У него и раньше, до “телескопской” публикации были тревожные предчувствия. “Я уже с давних пор готовлюсь к катастрофе, которая явится развязкой моей истории”24, — признавался он в одном из писем осенью 1835 года. Однако негативная реакция на публикацию “Философического письма” и официальное объявление его сумасшедшим по воле царя — это был неожиданный для него удар, который в какой-то степени его подкосил. То есть до этого рокового события он шёл к своей мученической участи, не вполне сознавая это и не представляя возможных последствий. “Безумное его стремление к мученичеству”25, — так охарактеризовал жизненный путь Чаадаева один из современников после истории с “телескопской” публикацией.

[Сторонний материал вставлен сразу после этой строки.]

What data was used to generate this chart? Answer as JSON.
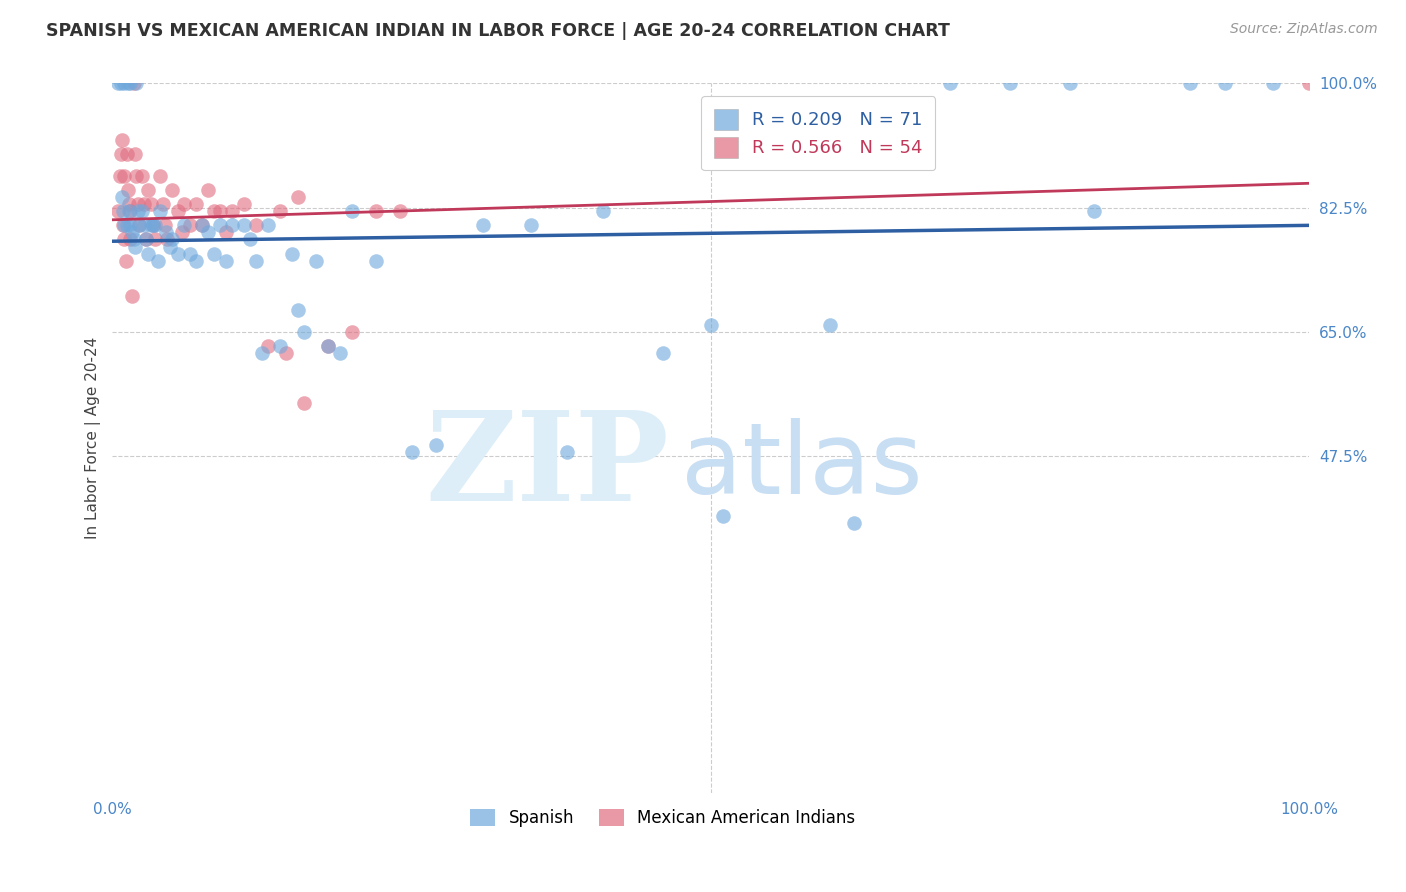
{
  "title": "SPANISH VS MEXICAN AMERICAN INDIAN IN LABOR FORCE | AGE 20-24 CORRELATION CHART",
  "source": "Source: ZipAtlas.com",
  "ylabel": "In Labor Force | Age 20-24",
  "xlim": [
    0.0,
    1.0
  ],
  "ylim": [
    0.0,
    1.0
  ],
  "blue_R": 0.209,
  "blue_N": 71,
  "pink_R": 0.566,
  "pink_N": 54,
  "blue_color": "#6fa8dc",
  "pink_color": "#e06c7f",
  "blue_line_color": "#2e5fa3",
  "pink_line_color": "#c0395a",
  "legend_blue_label": "Spanish",
  "legend_pink_label": "Mexican American Indians",
  "axis_color": "#4a86c8",
  "background_color": "#ffffff",
  "blue_x": [
    0.005,
    0.007,
    0.008,
    0.009,
    0.01,
    0.01,
    0.012,
    0.013,
    0.014,
    0.015,
    0.015,
    0.016,
    0.018,
    0.019,
    0.02,
    0.021,
    0.022,
    0.025,
    0.026,
    0.028,
    0.03,
    0.032,
    0.034,
    0.036,
    0.038,
    0.04,
    0.045,
    0.048,
    0.05,
    0.055,
    0.06,
    0.065,
    0.07,
    0.075,
    0.08,
    0.085,
    0.09,
    0.095,
    0.1,
    0.11,
    0.115,
    0.12,
    0.125,
    0.13,
    0.14,
    0.15,
    0.155,
    0.16,
    0.17,
    0.18,
    0.19,
    0.2,
    0.22,
    0.25,
    0.27,
    0.31,
    0.35,
    0.38,
    0.41,
    0.46,
    0.5,
    0.51,
    0.6,
    0.62,
    0.7,
    0.75,
    0.8,
    0.82,
    0.9,
    0.93,
    0.97
  ],
  "blue_y": [
    1.0,
    1.0,
    0.84,
    0.82,
    0.8,
    1.0,
    0.8,
    1.0,
    0.82,
    0.8,
    1.0,
    0.79,
    0.78,
    0.77,
    1.0,
    0.82,
    0.8,
    0.82,
    0.8,
    0.78,
    0.76,
    0.8,
    0.8,
    0.8,
    0.75,
    0.82,
    0.79,
    0.77,
    0.78,
    0.76,
    0.8,
    0.76,
    0.75,
    0.8,
    0.79,
    0.76,
    0.8,
    0.75,
    0.8,
    0.8,
    0.78,
    0.75,
    0.62,
    0.8,
    0.63,
    0.76,
    0.68,
    0.65,
    0.75,
    0.63,
    0.62,
    0.82,
    0.75,
    0.48,
    0.49,
    0.8,
    0.8,
    0.48,
    0.82,
    0.62,
    0.66,
    0.39,
    0.66,
    0.38,
    1.0,
    1.0,
    1.0,
    0.82,
    1.0,
    1.0,
    1.0
  ],
  "pink_x": [
    0.005,
    0.006,
    0.007,
    0.008,
    0.009,
    0.01,
    0.01,
    0.011,
    0.012,
    0.013,
    0.014,
    0.015,
    0.015,
    0.016,
    0.018,
    0.019,
    0.02,
    0.021,
    0.022,
    0.025,
    0.026,
    0.028,
    0.03,
    0.032,
    0.034,
    0.036,
    0.04,
    0.042,
    0.044,
    0.046,
    0.05,
    0.055,
    0.058,
    0.06,
    0.065,
    0.07,
    0.075,
    0.08,
    0.085,
    0.09,
    0.095,
    0.1,
    0.11,
    0.12,
    0.13,
    0.14,
    0.145,
    0.155,
    0.16,
    0.18,
    0.2,
    0.22,
    0.24,
    1.0
  ],
  "pink_y": [
    0.82,
    0.87,
    0.9,
    0.92,
    0.8,
    0.78,
    0.87,
    0.75,
    0.9,
    0.85,
    0.83,
    0.82,
    0.78,
    0.7,
    1.0,
    0.9,
    0.87,
    0.83,
    0.8,
    0.87,
    0.83,
    0.78,
    0.85,
    0.83,
    0.8,
    0.78,
    0.87,
    0.83,
    0.8,
    0.78,
    0.85,
    0.82,
    0.79,
    0.83,
    0.8,
    0.83,
    0.8,
    0.85,
    0.82,
    0.82,
    0.79,
    0.82,
    0.83,
    0.8,
    0.63,
    0.82,
    0.62,
    0.84,
    0.55,
    0.63,
    0.65,
    0.82,
    0.82,
    1.0
  ]
}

После этих событий в его восприятии своей жизни появился трагический оттенок. “Окончательно скажу тебе, мой друг, что многое потерял я невозвратно, что многие связи рушились, что многие труды останутся неоконченными и, наконец, что земная твёрдость бытия моего поколеблена навеки”26, — сообщал он в письме брату в феврале 1837 года. Осенью этого же года: “В теперешнее время мне труднее, чем когда-либо, освободиться от влияния идей, составляющих весь интерес моей жизни, единственную опору моего опрокинутого существования”27. И в дальнейшем этот трагический оттенок в ощущении своего “опрокинутого существования” у Чаадаева не исчезает: “Надежды наши всегда тщетны”28; “Пора мне сгинуть со света тем или другим путём, через бегство или могилу”29; “Катастрофа приближается большими шагами”30.
“Не для нас созревали плоды христианства”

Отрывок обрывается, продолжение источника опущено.